Whilst ministers seem not to have worked out all the details yet, the basic idea is that the Government will bundle together a series of pro-growth reforms – time-limited tax cuts, planning reform, and so on – together and grant them en bloc to areas that bid for the privilege.
At the same time, Truss is reportedly proposing to roll several ‘levelling up’ funds into one pot in order to try and reduce the Treasury’s control.
(This last might have a secondary benefit: if it is designated as a UK-wide fund under the relevant provisions of the UK Internal Market Act, it could make it much easier for ministers to authorise spending on particular projects in Scotland, Wales, and Northern Ireland, side-stepping Michael Gove’s preference for UK-wide projects and the Treasury’s concerns about exceeding the Barnett Formula.)
If Investment Zones are this Government’s answer to levelling up, the big question is whether they’ll work, or end up as yet another plot-against-Mercia fiasco like previous efforts by Whitehall to try and order economic growth around the country. Unfortunately, at this admittedly very early stage the auguries aren’t great, because the success of the model seems to hinge on planning reform.
People from Truss’s campaign are a bit vague about the origins of the IZ idea. However, the most likely contender seems to be this paper on ‘full-fat freeports’ from the Adam Smith Institute. Here is the author setting out how such things could genuinely spur economic growth, rather than simply move it about:
“A full-fat freeport could liberate businesses from the distortions created by taxes and regulations… The biggest distortion in Britain and the one with the highest potential for boosting growth when removed is our planning regime. Freeports offer an opportunity to create areas where building factories, laboratories, and other business infrastructure is fast and painless.”
Early rhetoric around the IZs has indeed included stuff on planning, specifically housing. There is a clear temptation for the Government to try and woo sceptical Tory backbenchers by indulging their (“breathtakingly disingenuous”) pretence that ‘levelling up’ should mean shifting housebuilding away from the South, where it is needed, to the North, where it isn’t.
But even so, the boldness on that front already seems to be petering out. The FT reports that early internal debate about packaging the proposals with “radical planning reforms” have been shelved; another report ends on this scathing note:
“Whitehall insiders said the radical nature of the investment zones had been “overhyped” in terms of the scale of ambition. “We’ve gone from the OxCam Arc to an industrial estate in Cornwall,” said one.”

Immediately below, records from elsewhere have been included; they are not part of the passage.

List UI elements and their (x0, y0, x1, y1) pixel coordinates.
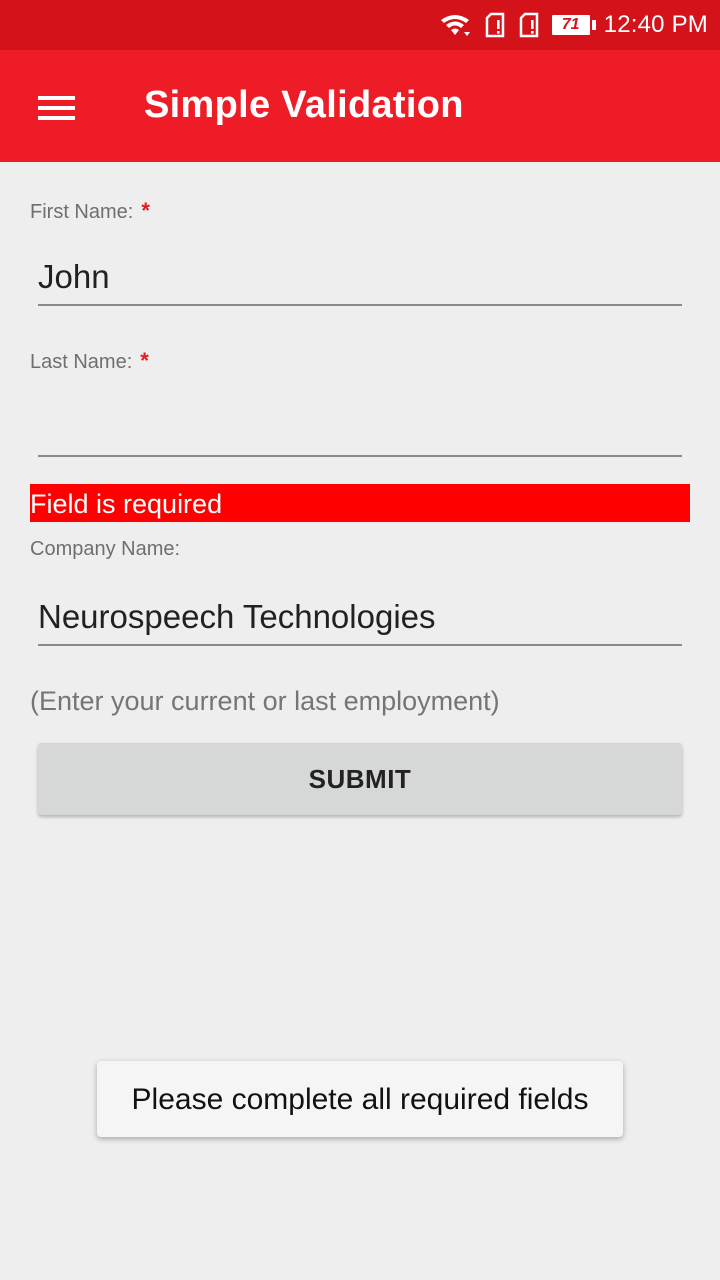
app-bar: Simple Validation (0, 50, 720, 162)
sim-card-alert-icon (519, 12, 538, 38)
wifi-icon (440, 15, 470, 36)
company-name-input[interactable] (38, 590, 682, 646)
last-name-label-text: Last Name: (30, 351, 133, 373)
app-title: Simple Validation (144, 84, 464, 126)
hamburger-menu-icon[interactable] (28, 86, 84, 126)
app-screen: 71 12:40 PM Simple Validation First Name… (0, 0, 720, 1280)
company-name-label: Company Name: (30, 538, 180, 561)
required-marker: * (141, 198, 150, 223)
first-name-label-text: First Name: (30, 201, 134, 223)
first-name-label: First Name: * (30, 198, 150, 224)
toast-message: Please complete all required fields (97, 1061, 623, 1137)
status-icons: 71 12:40 PM (440, 0, 708, 50)
battery-level: 71 (561, 16, 580, 33)
status-clock: 12:40 PM (603, 11, 708, 38)
battery-nub (591, 20, 596, 30)
company-name-hint: (Enter your current or last employment) (30, 686, 500, 716)
required-marker: * (140, 348, 149, 373)
last-name-error-message: Field is required (30, 484, 690, 522)
first-name-input[interactable] (38, 250, 682, 306)
company-name-label-text: Company Name: (30, 538, 181, 560)
last-name-label: Last Name: * (30, 348, 149, 374)
status-bar: 71 12:40 PM (0, 0, 720, 50)
last-name-input[interactable] (38, 401, 682, 457)
sim-card-alert-icon (485, 12, 504, 38)
battery-icon: 71 (551, 15, 590, 35)
submit-button[interactable]: SUBMIT (38, 743, 682, 815)
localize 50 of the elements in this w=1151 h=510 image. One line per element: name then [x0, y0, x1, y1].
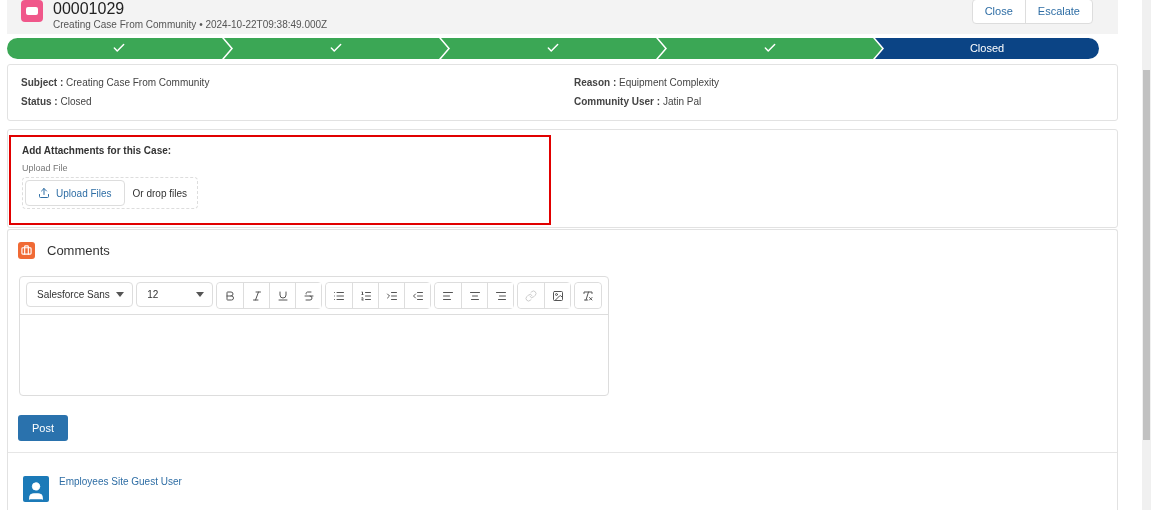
- strikethrough-button[interactable]: [295, 283, 321, 308]
- outdent-icon: [411, 289, 424, 302]
- indent-icon: [385, 289, 398, 302]
- case-subtitle: Creating Case From Community • 2024-10-22T09:38:49.000Z: [53, 19, 329, 30]
- upload-icon: [38, 187, 50, 199]
- size-select[interactable]: 12: [136, 282, 213, 307]
- outdent-button[interactable]: [404, 283, 430, 308]
- bulleted-list-icon: [333, 289, 345, 302]
- numbered-list-icon: [359, 289, 372, 302]
- detail-field: Status : Closed: [21, 94, 574, 110]
- case-number: 00001029: [53, 0, 126, 18]
- drop-zone[interactable]: Upload Files Or drop files: [22, 177, 199, 209]
- briefcase-icon: [18, 241, 35, 259]
- image-icon: [551, 289, 564, 302]
- align-right-button[interactable]: [487, 283, 513, 308]
- italic-icon: [250, 289, 263, 302]
- clear-format-icon: [582, 289, 594, 302]
- action-button[interactable]: Escalate: [1024, 0, 1092, 23]
- attachments-heading: Add Attachments for this Case:: [22, 145, 173, 156]
- path-step[interactable]: [7, 37, 231, 59]
- path-step[interactable]: Closed: [875, 37, 1099, 59]
- comment-editor[interactable]: Salesforce Sans 12: [19, 276, 609, 396]
- underline-icon: [276, 289, 289, 302]
- drop-text: Or drop files: [132, 187, 189, 199]
- case-icon: [21, 0, 43, 22]
- align-right-icon: [494, 289, 507, 302]
- path-step[interactable]: [658, 37, 882, 59]
- link-icon: [525, 289, 537, 302]
- post-button[interactable]: Post: [18, 415, 68, 441]
- align-left-icon: [442, 289, 454, 302]
- caret-icon: [116, 292, 125, 297]
- align-center-icon: [468, 289, 481, 302]
- upload-button[interactable]: Upload Files: [25, 180, 125, 206]
- bold-icon: [224, 289, 236, 302]
- comments-title: Comments: [47, 242, 110, 258]
- font-select[interactable]: Salesforce Sans: [26, 282, 134, 307]
- path-step[interactable]: [441, 37, 665, 59]
- caret-icon: [196, 292, 204, 297]
- user-avatar: [23, 476, 49, 502]
- scrollbar[interactable]: [1142, 0, 1151, 510]
- detail-field: Community User : Jatin Pal: [574, 94, 1104, 110]
- clear-format-button[interactable]: [575, 283, 601, 308]
- detail-field: Subject : Creating Case From Community: [21, 75, 574, 91]
- author-link[interactable]: Employees Site Guest User: [59, 476, 182, 502]
- action-button[interactable]: Close: [972, 0, 1025, 23]
- image-button[interactable]: [544, 283, 570, 308]
- upload-label: Upload File: [22, 163, 69, 173]
- path-step[interactable]: [224, 37, 448, 59]
- strikethrough-icon: [302, 289, 315, 302]
- detail-field: Reason : Equipment Complexity: [574, 75, 1104, 91]
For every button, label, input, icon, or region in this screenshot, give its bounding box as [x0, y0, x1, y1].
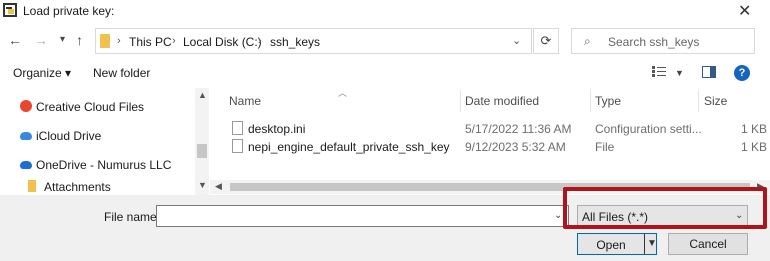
search-input[interactable]: ⌕ Search ssh_keys: [571, 28, 755, 54]
address-bar-row: ← → ▾ ↑ › This PC › Local Disk (C:) › ss…: [0, 26, 770, 56]
dialog-footer: File name: ⌄ All Files (*.*) ⌄ Open ▼ Ca…: [0, 187, 770, 261]
onedrive-icon: [20, 161, 32, 169]
forward-arrow-icon[interactable]: →: [34, 32, 48, 48]
column-divider[interactable]: [698, 90, 699, 112]
cancel-button[interactable]: Cancel: [668, 233, 748, 255]
file-date: 5/17/2022 11:36 AM: [465, 122, 572, 136]
chevron-down-icon[interactable]: ⌄: [735, 210, 743, 221]
column-divider[interactable]: [590, 90, 591, 112]
app-icon: [3, 3, 17, 17]
table-row[interactable]: nepi_engine_default_private_ssh_key 9/12…: [210, 137, 770, 157]
column-header-size[interactable]: Size: [704, 94, 727, 108]
file-name-label: File name:: [104, 210, 161, 224]
command-bar: Organize ▾ New folder ▼ ?: [0, 62, 770, 86]
split-divider: [644, 234, 645, 254]
settings-file-icon: [232, 121, 243, 135]
file-type-select[interactable]: All Files (*.*) ⌄: [577, 205, 748, 227]
chevron-right-icon[interactable]: ›: [258, 35, 262, 47]
preview-pane-icon[interactable]: [702, 66, 716, 78]
nav-item-label: Creative Cloud Files: [36, 100, 145, 114]
nav-pane-scrollbar[interactable]: ▲ ▼: [195, 88, 209, 195]
chevron-right-icon[interactable]: ›: [172, 35, 176, 47]
open-button[interactable]: Open ▼: [577, 233, 657, 255]
column-divider[interactable]: [460, 90, 461, 112]
column-header-name[interactable]: Name: [229, 94, 261, 108]
help-icon[interactable]: ?: [734, 65, 750, 81]
file-name-input[interactable]: ⌄: [156, 205, 569, 227]
chevron-right-icon[interactable]: ›: [117, 35, 121, 47]
close-icon[interactable]: ✕: [738, 1, 751, 21]
file-type: File: [595, 140, 615, 154]
scroll-left-icon[interactable]: ◀: [215, 181, 222, 192]
file-list-hscrollbar[interactable]: ◀ ▶: [210, 180, 770, 194]
file-icon: [232, 139, 243, 153]
organize-button[interactable]: Organize ▾: [13, 66, 71, 80]
address-dropdown-icon[interactable]: ⌄: [512, 34, 521, 47]
scrollbar-thumb[interactable]: [230, 183, 750, 191]
refresh-button[interactable]: ⟳: [533, 28, 559, 54]
search-icon: ⌕: [584, 34, 591, 48]
table-row[interactable]: desktop.ini 5/17/2022 11:36 AM Configura…: [210, 119, 770, 139]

Such retreat, at such an early stage, simply reflects that Truss, and perhaps the Conservatives in general, are in a no-win situation on growth. Even setting aside the particular political problems about her change of course and inability to seek a fresh mandate in a snap election, the blunt fact is that the major drags on the British economy are very popular with a dominant portion of the Tory coalition.
One suspects that Truss, who spent the leadership contest denouncing (perfectly sensible and necessary) housing targets as ‘Stalinist’, would probably prefer not to be scattering a freeport archipelago across the country in lieu of general liberalisation.
She and Kwarteng probably grasp Ant Breach’s argument that a big part of creating sustainable economic growth in the North is freeing up more disposable income for consumers in the South… principally via planning reform. Yet, unsurprisingly, southern local authorities seem markedly less keen on becoming Investment Zones.
Perhaps IZs will do some good. Conservatives hoping to hold on in the Red Wall and return to government after the next election must certainly hope so. But the path to strong, sustained growth is blocked by powerful forces, and those forces vote Tory too.